Tuesday, March 1, 2016

Bisexual Health Awareness Month 2016

March is Bisexual Health Awareness Month, and to contribute, I wanted to write a post regarding one of the aspects of bisexuality that needs more visibility.

Here's an infographic from Glaad.org from a couple of years back:

All of it is important, but for this post, I'm going to be focusing on the violet circle on the bottom right of the graphic: Only considering a person either gay or straight, depending on the sex of the person's partner

I've been married to a man for the past eight years. For many, that would mean that I'm straight. But in reality, that shouldn't erase the fact that I have been in love with and/or had crushes on a number of women in my life. It also shouldn't assume that I'll never be attracted to people of other genders, be they women, intersex, or trans, during my marriage. All it means is that I chose someone who happens to be male to marry and be my partner in life.

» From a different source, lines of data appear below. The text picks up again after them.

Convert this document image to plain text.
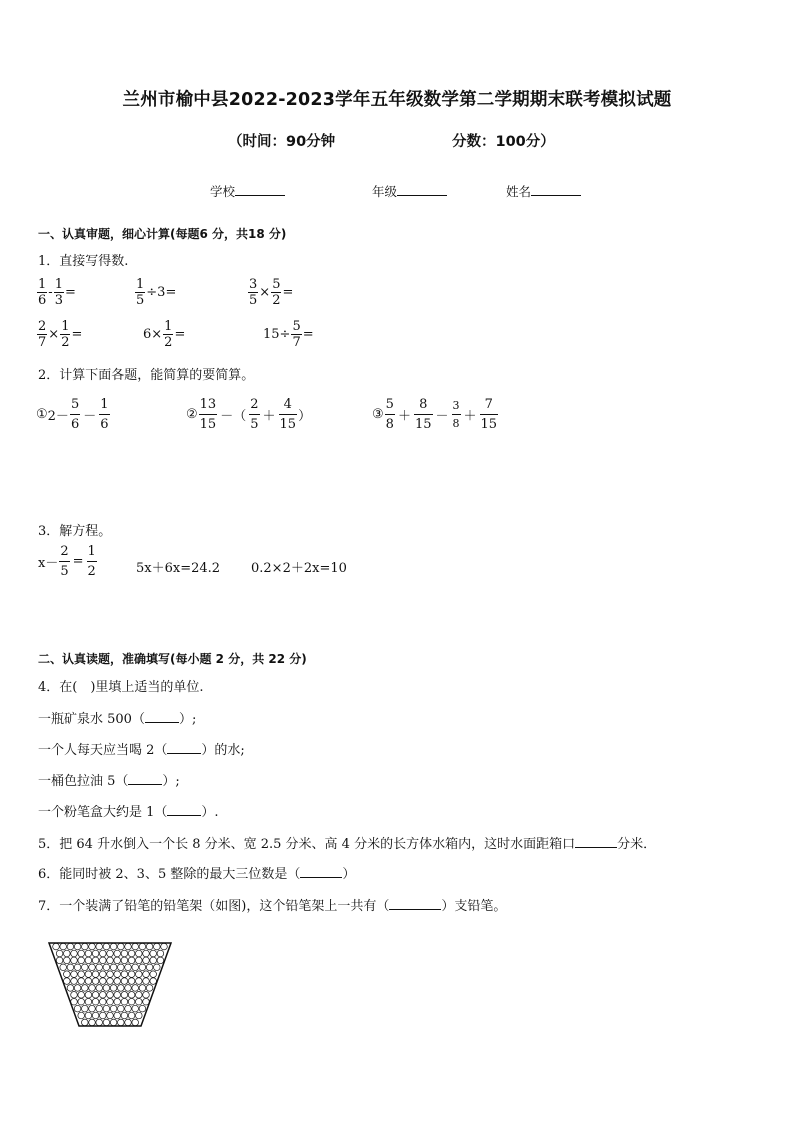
兰州市榆中县2022-2023学年五年级数学第二学期期末联考模拟试题
（时间：90分钟	分数：100分）
学校	年级	姓名
一、认真审题，细心计算(每题6 分，共18 分)
1．直接写得数.
$\frac{1}{6} - \frac{1}{3}$ =	$\frac{1}{5} \div 3=$	$\frac{3}{5} \times \frac{5}{2}$ =
$\frac{2}{7} \times \frac{1}{2}$ =	$6\times \frac{1}{2}$ =	$15\div \frac{5}{7}$ =
2．计算下面各题，能简算的要简算。
① $2- \frac{5}{6} - \frac{1}{6}$	② $\frac{13}{15}$ －（ $\frac{2}{5} + \frac{4}{15}$ ）	③ $\frac{5}{8} + \frac{8}{15} - \frac{3}{8} + \frac{7}{15}$
3．解方程。
$x- \frac{2}{5} = \frac{1}{2}$	5x＋6x=24.2 0.2×2＋2x=10
二、认真读题，准确填写(每小题 2 分，共 22 分)
4．在(　)里填上适当的单位.
一瓶矿泉水 500（	）;
一个人每天应当喝 2（	）的水;
一桶色拉油 5（	）;
一个粉笔盒大约是 1（	）.
5．把 64 升水倒入一个长 8 分米、宽 2.5 分米、高 4 分米的长方体水箱内，这时水面距箱口	分米．
6．能同时被 2、3、5 整除的最大三位数是（	）
7．一个装满了铅笔的铅笔架（如图)，这个铅笔架上一共有（	）支铅笔。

I think in general, it's hard for people to understand gray areas, even though they absolutely do exist. We like to label things black or white, right or wrong, gay or straight. But married bisexuals do exist. Bisexuals who are in a monogamous relationship do exist (but the bisexual stereotype of not being monogamous is for another post! ;) )

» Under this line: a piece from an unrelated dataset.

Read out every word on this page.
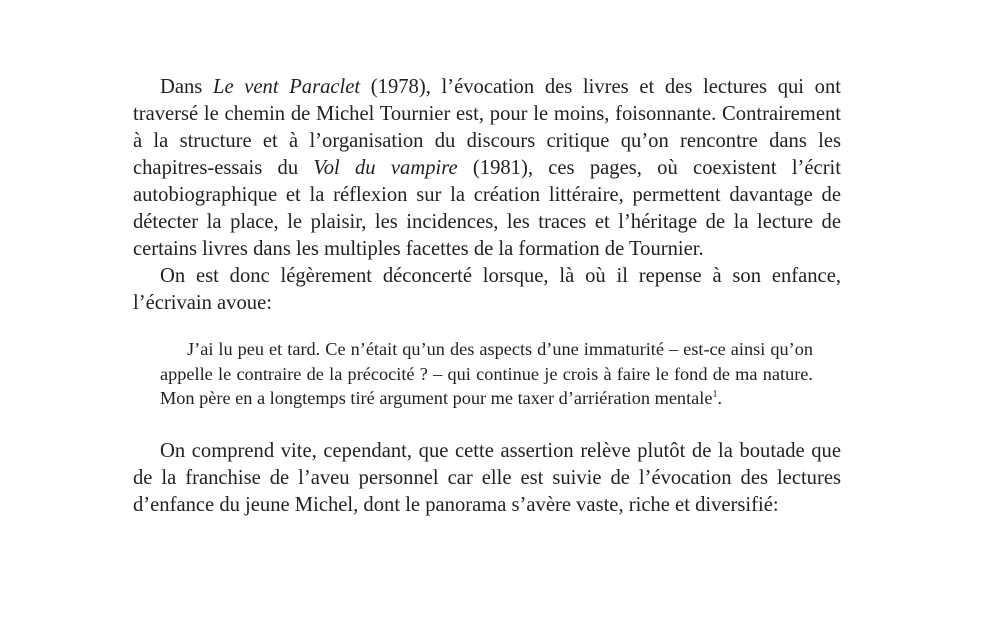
Dans Le vent Paraclet (1978), l’évocation des livres et des lectures qui ont traversé le chemin de Michel Tournier est, pour le moins, foisonnante. Contrairement à la structure et à l’organisation du discours critique qu’on rencontre dans les chapitres-essais du Vol du vampire (1981), ces pages, où coexistent l’écrit autobiographique et la réflexion sur la création littéraire, permettent davantage de détecter la place, le plaisir, les incidences, les traces et l’héritage de la lecture de certains livres dans les multiples facettes de la formation de Tournier.

On est donc légèrement déconcerté lorsque, là où il repense à son enfance, l’écrivain avoue:

J’ai lu peu et tard. Ce n’était qu’un des aspects d’une immaturité – est-ce ainsi qu’on appelle le contraire de la précocité ? – qui continue je crois à faire le fond de ma nature. Mon père en a longtemps tiré argument pour me taxer d’arriération mentale$^1$.

On comprend vite, cependant, que cette assertion relève plutôt de la boutade que de la franchise de l’aveu personnel car elle est suivie de l’évocation des lectures d’enfance du jeune Michel, dont le panorama s’avère vaste, riche et diversifié:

Basically, being married to one gender does not exclude us from being attracted to other genders, no more than being married excludes straight or gay people from being attracted to others in their preferential gender category or categories.

It's sad to me that bisexuals have so many health problems that seem to stem from stress because they are not accepted or understood as they are. But talking about these issues and bringing them into public awareness is the place we need to start!